APOBEC3G enzymes are effective in warding off viruses by stopping them from cloning themselves. They are able to inhibit viral replication by mutating the cytosines — the letter “C” in the genetic code. However, these cellular mutations can create lasting alterations in the genetic code, introducing errors long after the virus is gone. The risky actions taken by this family of enzymes suggest there must be mechanisms in place to stop them from causing extensive damage to DNA.
The idea that these enzymes could promote cancer formation started about a decade ago. New DNA-sequencing techniques allowed biologists to have a more in-depth look into the DNA of cancer cells. In a 2016 study, Dr. Faltas found most mutations in bladder tumors were related to changes caused by the APOBEC3G enzymes. What’s more, the genetic mutations the enzyme produced seemed to have helped tumors survive during chemotherapy treatments.
The previous findings suggest cancers take advantage of APOBEC3 enzymes to create more mutations. Not only would these mutations fuel cancer growth but they may also help with evading detection from the immune system and cancer drugs.
The enzyme nearly doubled the risk of cancer in mice
In the current study, the study authors used mice to test whether APOBEC3G directly causes bladder cancer. Mice were an ideal model because the APOBEC3G enzyme is only found in humans. They started by knocking out the sole APOBEC3-type enzyme in mice and replaced it with the human APOBEC3G gene. Mice were then exposed to a bladder cancer-promoting chemical that is similar to the ones found in cigarette smoke.
Mice with the APOBEC3G gene were 76 percent more likely to develop bladder cancer compared to the 56 percent of mice who had their APOBEC gene knocked out but not replaced. After 30 weeks, all the knockout-only mice survived. About one-third of mice carrying the human gene died of cancer.
The reason behind the difference in mortality rates is that APOBEC3G mice showed twice as many mutations compared to the tumors in knockout-only mice.

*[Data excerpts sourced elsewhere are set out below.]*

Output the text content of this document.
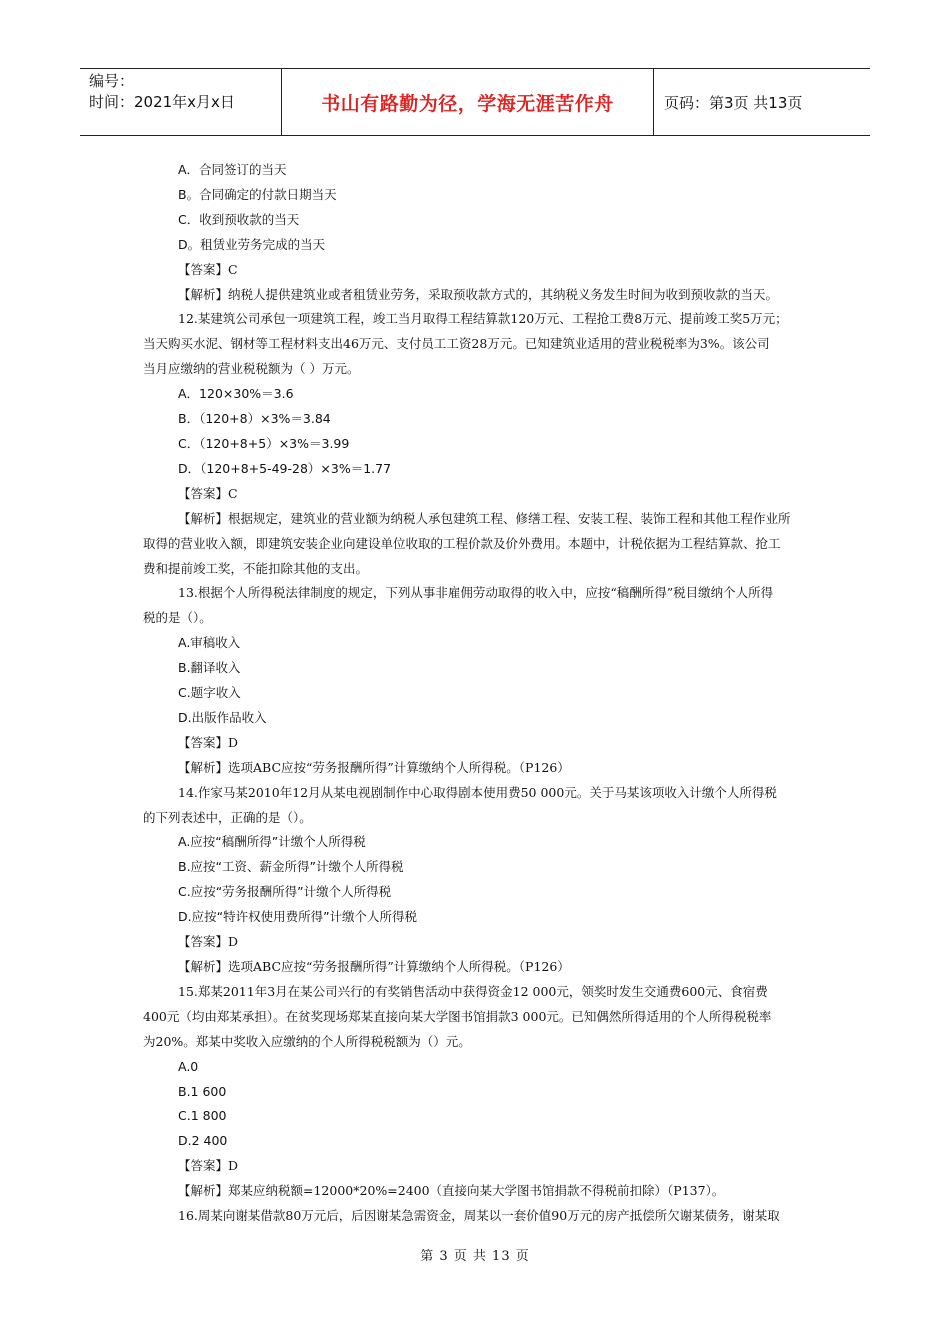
编号：
时间：2021年x月x日	书山有路勤为径，学海无涯苦作舟	页码：第3页 共13页

A．合同签订的当天

B。合同确定的付款日期当天

C．收到预收款的当天

D。租赁业劳务完成的当天

【答案】C

【解析】纳税人提供建筑业或者租赁业劳务，采取预收款方式的，其纳税义务发生时间为收到预收款的当天。

12.某建筑公司承包一项建筑工程，竣工当月取得工程结算款120万元、工程抢工费8万元、提前竣工奖5万元；

当天购买水泥、钢材等工程材料支出46万元、支付员工工资28万元。已知建筑业适用的营业税税率为3%。该公司

当月应缴纳的营业税税额为（ ）万元。

A．120×30%＝3.6

B．（120+8）×3%＝3.84

C．（120+8+5）×3%＝3.99

D．（120+8+5-49-28）×3%＝1.77

【答案】C

【解析】根据规定，建筑业的营业额为纳税人承包建筑工程、修缮工程、安装工程、装饰工程和其他工程作业所

取得的营业收入额，即建筑安装企业向建设单位收取的工程价款及价外费用。本题中，计税依据为工程结算款、抢工

费和提前竣工奖，不能扣除其他的支出。

13.根据个人所得税法律制度的规定，下列从事非雇佣劳动取得的收入中，应按“稿酬所得”税目缴纳个人所得

税的是（）。

A.审稿收入

B.翻译收入

C.题字收入

D.出版作品收入

【答案】D

【解析】选项ABC应按“劳务报酬所得”计算缴纳个人所得税。（P126）

14.作家马某2010年12月从某电视剧制作中心取得剧本使用费50 000元。关于马某该项收入计缴个人所得税

的下列表述中，正确的是（）。

A.应按“稿酬所得”计缴个人所得税

B.应按“工资、薪金所得”计缴个人所得税

C.应按“劳务报酬所得”计缴个人所得税

D.应按“特许权使用费所得”计缴个人所得税

【答案】D

【解析】选项ABC应按“劳务报酬所得”计算缴纳个人所得税。（P126）

15.郑某2011年3月在某公司兴行的有奖销售活动中获得资金12 000元，领奖时发生交通费600元、食宿费

400元（均由郑某承担）。在贫奖现场郑某直接向某大学图书馆捐款3 000元。已知偶然所得适用的个人所得税税率

为20%。郑某中奖收入应缴纳的个人所得税税额为（）元。

A.0

B.1 600

C.1 800

D.2 400

【答案】D

【解析】郑某应纳税额=12000*20%=2400（直接向某大学图书馆捐款不得税前扣除）（P137）。

16.周某向谢某借款80万元后，后因谢某急需资金，周某以一套价值90万元的房产抵偿所欠谢某债务，谢某取

第 3 页 共 13 页
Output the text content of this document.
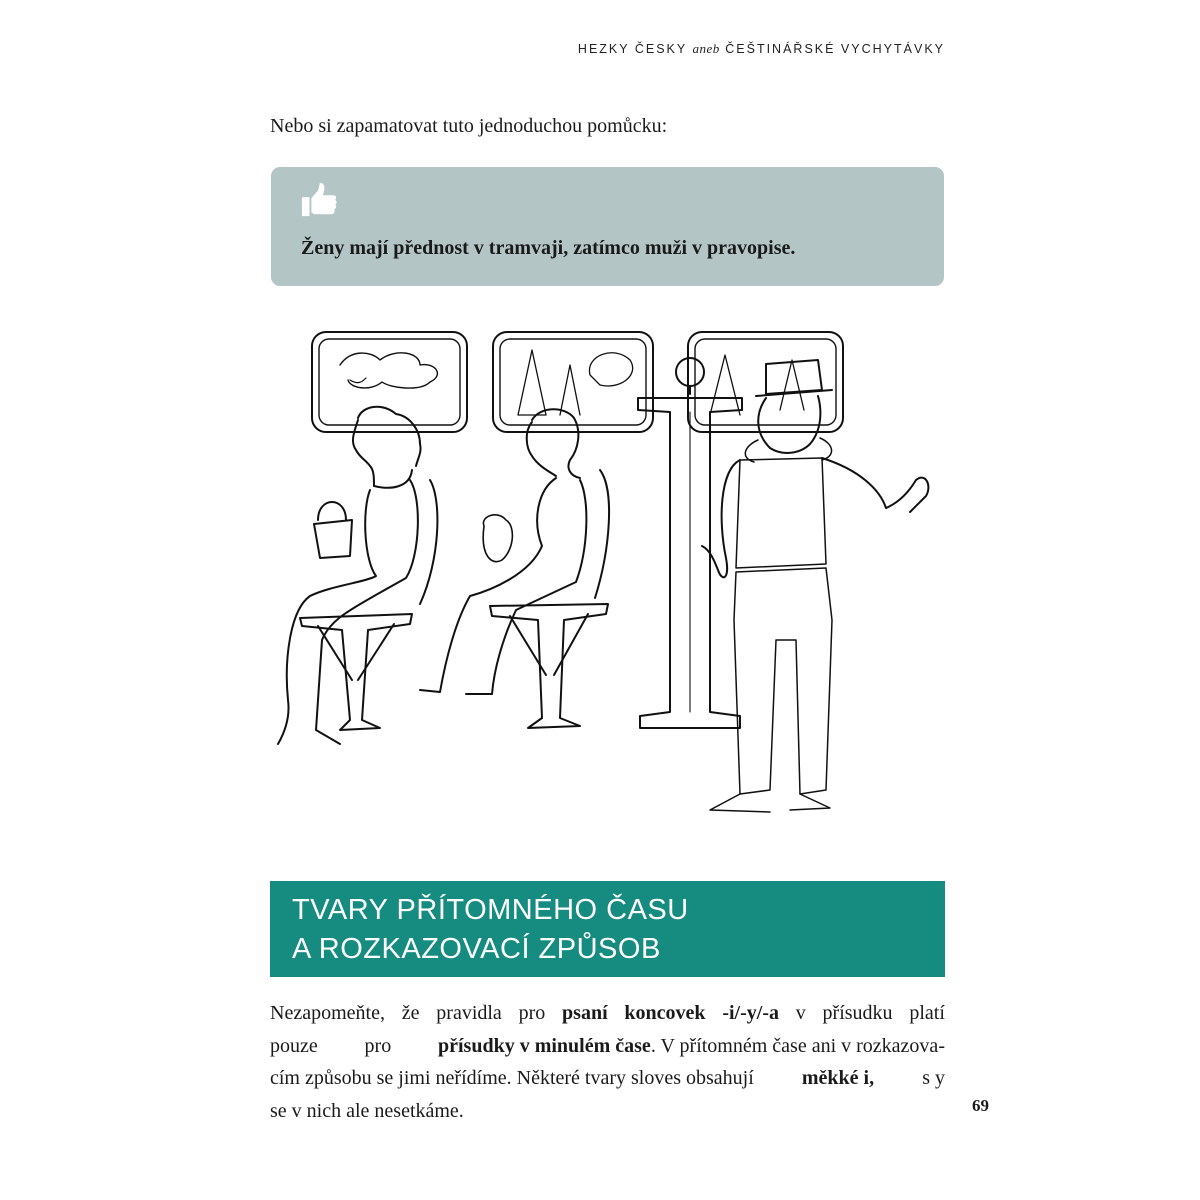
HEZKY ČESKY aneb ČEŠTINÁŘSKÉ VYCHYTÁVKY

Nebo si zapamatovat tuto jednoduchou pomůcku:

Ženy mají přednost v tramvaji, zatímco muži v pravopise.
TVARY PŘÍTOMNÉHO ČASU
A ROZKAZOVACÍ ZPŮSOB
Nezapomeňte, že pravidla pro psaní koncovek -i/-y/-a v přísudku platí
pouze pro přísudky v minulém čase. V přítomném čase ani v rozkazova-
cím způsobu se jimi neřídíme. Některé tvary sloves obsahují měkké i, s y
se v nich ale nesetkáme.	69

“We saw a distinct mutational signature caused by APOBEC3G in these tumors that is different from signatures caused by other members of the APOBEC3 family” adds study author Weisi Liu, a postdoctoral research associate.
The authors suggest the mutations increased the genomic diversity of tumors to grow and prosper. Lastly, the researchers combed through a large human tumor database called The Cancer Genome Atlas and found a connection between APOBEC3G-related mutations and worse outcomes from bladder cancer.
“These findings will inform future efforts to restrict or steer tumor evolution by targeting APOBEC3 enzymes with drugs,” concludes Dr. Faltas.
The study is published in the journal Cancer Research.